Da soll noch mal jemand sagen, die Bundesregierung und die Grünen seien nicht lernfähig. Lange haben sich Koalitionen aller Couleur gegen die Abscheidung und Speicherung von CO2 gesträubt, CCS genannt. Genauso lehnten sie die Schwestertechnik ab, die Verwertung des eingefangenen Kohlenstoffs in E-Fuels oder für andere Zwecke (CCU). Die Grünen als vermeintliche Umwelt- und Klimaschutzpartei waren besonders lautstark und hartnäckig dagegen, weil die Technik nicht sicher sei und zudem vom eigentlichen Ziel der Treibhausgasvermeidung ablenke.

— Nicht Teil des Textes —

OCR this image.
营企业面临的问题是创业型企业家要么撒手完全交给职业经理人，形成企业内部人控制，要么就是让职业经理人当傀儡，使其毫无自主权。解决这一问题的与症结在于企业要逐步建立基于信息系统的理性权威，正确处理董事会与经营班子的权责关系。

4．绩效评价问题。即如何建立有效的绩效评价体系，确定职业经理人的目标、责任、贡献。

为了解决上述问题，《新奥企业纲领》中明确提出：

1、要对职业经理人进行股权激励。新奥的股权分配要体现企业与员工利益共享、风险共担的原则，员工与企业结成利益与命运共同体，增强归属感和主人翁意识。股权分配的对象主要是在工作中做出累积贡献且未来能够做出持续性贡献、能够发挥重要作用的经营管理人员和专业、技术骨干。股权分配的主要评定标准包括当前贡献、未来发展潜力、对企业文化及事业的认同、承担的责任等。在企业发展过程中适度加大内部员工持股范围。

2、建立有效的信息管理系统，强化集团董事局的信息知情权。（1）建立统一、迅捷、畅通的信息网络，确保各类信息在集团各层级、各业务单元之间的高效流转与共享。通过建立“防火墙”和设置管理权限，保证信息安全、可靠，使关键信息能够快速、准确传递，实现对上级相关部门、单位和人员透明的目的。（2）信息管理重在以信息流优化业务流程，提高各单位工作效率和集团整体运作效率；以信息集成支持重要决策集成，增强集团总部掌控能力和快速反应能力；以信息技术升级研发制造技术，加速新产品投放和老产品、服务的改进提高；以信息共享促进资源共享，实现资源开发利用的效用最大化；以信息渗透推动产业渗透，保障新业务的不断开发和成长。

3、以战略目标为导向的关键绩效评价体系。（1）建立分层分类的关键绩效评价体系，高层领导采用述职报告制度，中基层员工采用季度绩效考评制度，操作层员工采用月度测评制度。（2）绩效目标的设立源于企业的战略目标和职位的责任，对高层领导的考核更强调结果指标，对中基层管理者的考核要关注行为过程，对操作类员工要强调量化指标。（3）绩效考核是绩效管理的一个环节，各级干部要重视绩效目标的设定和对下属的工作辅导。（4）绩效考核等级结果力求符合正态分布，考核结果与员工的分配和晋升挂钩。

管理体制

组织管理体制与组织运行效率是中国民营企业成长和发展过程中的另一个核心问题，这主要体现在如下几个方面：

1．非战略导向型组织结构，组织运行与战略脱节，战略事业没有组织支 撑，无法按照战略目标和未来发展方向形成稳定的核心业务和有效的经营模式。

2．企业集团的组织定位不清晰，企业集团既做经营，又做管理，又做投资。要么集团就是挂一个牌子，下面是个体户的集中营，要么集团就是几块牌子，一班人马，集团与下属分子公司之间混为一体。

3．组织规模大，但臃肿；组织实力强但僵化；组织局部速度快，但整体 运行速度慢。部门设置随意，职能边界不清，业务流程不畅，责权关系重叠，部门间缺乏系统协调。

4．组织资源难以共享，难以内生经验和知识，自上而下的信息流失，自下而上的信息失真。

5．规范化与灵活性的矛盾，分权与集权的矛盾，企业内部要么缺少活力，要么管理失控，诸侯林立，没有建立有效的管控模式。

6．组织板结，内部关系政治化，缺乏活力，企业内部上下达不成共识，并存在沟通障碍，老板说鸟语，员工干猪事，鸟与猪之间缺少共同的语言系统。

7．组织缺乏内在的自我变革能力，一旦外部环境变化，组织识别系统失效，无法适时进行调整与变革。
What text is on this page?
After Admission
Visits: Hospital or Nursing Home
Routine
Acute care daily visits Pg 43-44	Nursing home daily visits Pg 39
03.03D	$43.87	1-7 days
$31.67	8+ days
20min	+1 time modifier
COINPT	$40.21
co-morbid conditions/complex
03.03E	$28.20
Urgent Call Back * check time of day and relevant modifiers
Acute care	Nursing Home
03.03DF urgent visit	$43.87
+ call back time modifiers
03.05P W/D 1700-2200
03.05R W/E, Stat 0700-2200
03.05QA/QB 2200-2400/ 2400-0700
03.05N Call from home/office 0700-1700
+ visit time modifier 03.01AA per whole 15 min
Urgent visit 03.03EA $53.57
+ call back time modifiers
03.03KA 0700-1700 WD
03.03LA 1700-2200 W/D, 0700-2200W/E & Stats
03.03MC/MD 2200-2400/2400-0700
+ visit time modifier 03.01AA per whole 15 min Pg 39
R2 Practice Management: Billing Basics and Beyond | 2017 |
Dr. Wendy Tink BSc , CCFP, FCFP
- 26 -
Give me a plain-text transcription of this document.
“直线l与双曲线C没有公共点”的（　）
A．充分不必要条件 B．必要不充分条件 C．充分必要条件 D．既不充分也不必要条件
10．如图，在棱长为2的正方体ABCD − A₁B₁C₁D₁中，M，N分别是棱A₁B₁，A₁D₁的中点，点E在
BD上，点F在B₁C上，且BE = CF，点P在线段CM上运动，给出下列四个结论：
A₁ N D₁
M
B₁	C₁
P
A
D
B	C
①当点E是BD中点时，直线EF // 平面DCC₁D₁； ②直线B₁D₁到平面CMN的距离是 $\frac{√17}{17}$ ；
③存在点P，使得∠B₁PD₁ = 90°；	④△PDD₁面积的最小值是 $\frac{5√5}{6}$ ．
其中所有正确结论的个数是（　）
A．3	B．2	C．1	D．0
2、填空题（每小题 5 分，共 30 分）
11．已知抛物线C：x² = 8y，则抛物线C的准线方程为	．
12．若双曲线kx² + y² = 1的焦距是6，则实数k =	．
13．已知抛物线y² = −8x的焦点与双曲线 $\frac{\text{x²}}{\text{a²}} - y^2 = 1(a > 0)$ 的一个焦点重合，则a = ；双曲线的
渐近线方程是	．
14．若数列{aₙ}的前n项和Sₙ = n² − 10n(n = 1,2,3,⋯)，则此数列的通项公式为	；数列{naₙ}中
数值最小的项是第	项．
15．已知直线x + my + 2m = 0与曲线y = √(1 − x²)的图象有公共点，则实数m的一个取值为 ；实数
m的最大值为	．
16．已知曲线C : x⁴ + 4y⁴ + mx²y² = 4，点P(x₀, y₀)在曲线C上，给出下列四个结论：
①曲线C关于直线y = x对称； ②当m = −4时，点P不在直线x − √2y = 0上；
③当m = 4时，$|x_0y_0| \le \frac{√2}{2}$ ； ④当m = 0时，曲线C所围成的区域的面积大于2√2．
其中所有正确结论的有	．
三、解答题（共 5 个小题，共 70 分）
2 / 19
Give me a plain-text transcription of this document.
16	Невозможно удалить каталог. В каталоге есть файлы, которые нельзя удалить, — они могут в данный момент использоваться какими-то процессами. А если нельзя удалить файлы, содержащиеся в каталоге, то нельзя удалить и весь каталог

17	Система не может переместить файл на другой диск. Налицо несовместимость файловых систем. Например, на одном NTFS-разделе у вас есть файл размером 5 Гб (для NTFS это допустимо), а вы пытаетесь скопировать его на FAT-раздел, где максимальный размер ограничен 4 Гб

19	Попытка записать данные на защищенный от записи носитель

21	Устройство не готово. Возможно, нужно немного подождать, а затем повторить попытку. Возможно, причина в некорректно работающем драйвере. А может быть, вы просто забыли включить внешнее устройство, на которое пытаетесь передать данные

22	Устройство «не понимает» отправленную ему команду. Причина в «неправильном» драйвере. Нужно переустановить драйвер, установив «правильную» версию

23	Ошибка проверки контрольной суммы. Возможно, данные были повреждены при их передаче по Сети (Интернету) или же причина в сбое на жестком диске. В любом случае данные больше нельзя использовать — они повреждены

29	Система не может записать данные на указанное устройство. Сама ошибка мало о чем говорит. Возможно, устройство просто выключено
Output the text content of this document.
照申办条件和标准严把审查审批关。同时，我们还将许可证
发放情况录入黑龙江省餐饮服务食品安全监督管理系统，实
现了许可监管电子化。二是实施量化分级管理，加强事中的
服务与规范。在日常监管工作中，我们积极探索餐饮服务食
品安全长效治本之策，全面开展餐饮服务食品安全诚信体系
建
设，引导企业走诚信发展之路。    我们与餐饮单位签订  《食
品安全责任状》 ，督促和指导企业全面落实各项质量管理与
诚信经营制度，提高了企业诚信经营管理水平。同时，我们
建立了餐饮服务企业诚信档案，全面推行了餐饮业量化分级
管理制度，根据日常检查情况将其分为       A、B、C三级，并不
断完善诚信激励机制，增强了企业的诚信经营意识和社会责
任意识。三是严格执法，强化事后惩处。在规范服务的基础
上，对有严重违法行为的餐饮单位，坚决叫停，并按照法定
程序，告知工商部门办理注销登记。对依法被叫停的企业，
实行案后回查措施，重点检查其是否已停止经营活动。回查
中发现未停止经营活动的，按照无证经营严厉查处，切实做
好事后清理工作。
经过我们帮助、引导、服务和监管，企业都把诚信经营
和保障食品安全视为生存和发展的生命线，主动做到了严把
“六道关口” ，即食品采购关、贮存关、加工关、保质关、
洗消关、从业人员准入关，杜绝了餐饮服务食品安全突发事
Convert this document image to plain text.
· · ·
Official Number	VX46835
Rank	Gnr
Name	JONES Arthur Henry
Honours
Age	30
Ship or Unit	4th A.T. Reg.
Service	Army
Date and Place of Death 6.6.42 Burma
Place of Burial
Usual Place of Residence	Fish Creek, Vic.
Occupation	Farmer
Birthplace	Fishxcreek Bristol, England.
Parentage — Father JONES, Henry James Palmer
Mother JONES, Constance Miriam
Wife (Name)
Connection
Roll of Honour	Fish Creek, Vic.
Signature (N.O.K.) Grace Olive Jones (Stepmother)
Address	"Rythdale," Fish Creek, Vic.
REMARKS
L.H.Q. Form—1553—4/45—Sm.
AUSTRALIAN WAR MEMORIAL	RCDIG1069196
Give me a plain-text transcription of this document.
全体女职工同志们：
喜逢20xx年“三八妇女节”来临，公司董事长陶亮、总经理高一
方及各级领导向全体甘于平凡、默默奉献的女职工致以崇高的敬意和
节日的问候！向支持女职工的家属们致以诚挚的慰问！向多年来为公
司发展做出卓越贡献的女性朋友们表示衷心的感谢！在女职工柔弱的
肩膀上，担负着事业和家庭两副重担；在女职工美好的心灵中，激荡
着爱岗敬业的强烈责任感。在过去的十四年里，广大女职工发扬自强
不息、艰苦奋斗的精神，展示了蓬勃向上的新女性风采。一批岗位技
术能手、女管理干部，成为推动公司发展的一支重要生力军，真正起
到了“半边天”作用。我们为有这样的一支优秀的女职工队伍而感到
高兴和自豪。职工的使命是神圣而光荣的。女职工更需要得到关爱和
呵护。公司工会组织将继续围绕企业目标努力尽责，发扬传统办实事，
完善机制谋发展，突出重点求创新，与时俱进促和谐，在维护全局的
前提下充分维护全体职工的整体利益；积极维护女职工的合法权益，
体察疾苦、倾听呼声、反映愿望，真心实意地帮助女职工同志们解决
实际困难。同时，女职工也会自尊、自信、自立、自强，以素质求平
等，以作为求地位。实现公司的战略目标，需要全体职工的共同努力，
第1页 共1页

Doch nun bricht sich hier endlich erfreulicher Realitätssinn Bahn. Regierung und Grüne sprechen sich für die modernen Verfahren aus und wollen sie gesetzlich ermöglichen. Das ist ähnlich zu begrüßen wie die Umkehr von FDP und Union in Sachen Kernkraftausstieg – auch wenn daraus mangels politischer Mehrheiten leider (noch) nichts folgt für Klimaschutz, günstige Strompreise und Versorgungssicherheit bei Dunkelflauten.
Entlarvend ist, dass der grüne Wirtschaftsminister Robert Habeck die Risiken der CO2-Abscheidung in Analogie zum Bergbau und zur Chemieindustrie als „managebar“ bezeichnet hat. Denn das galt für die Risiken der deutschen Kernkraftwerke ebenso.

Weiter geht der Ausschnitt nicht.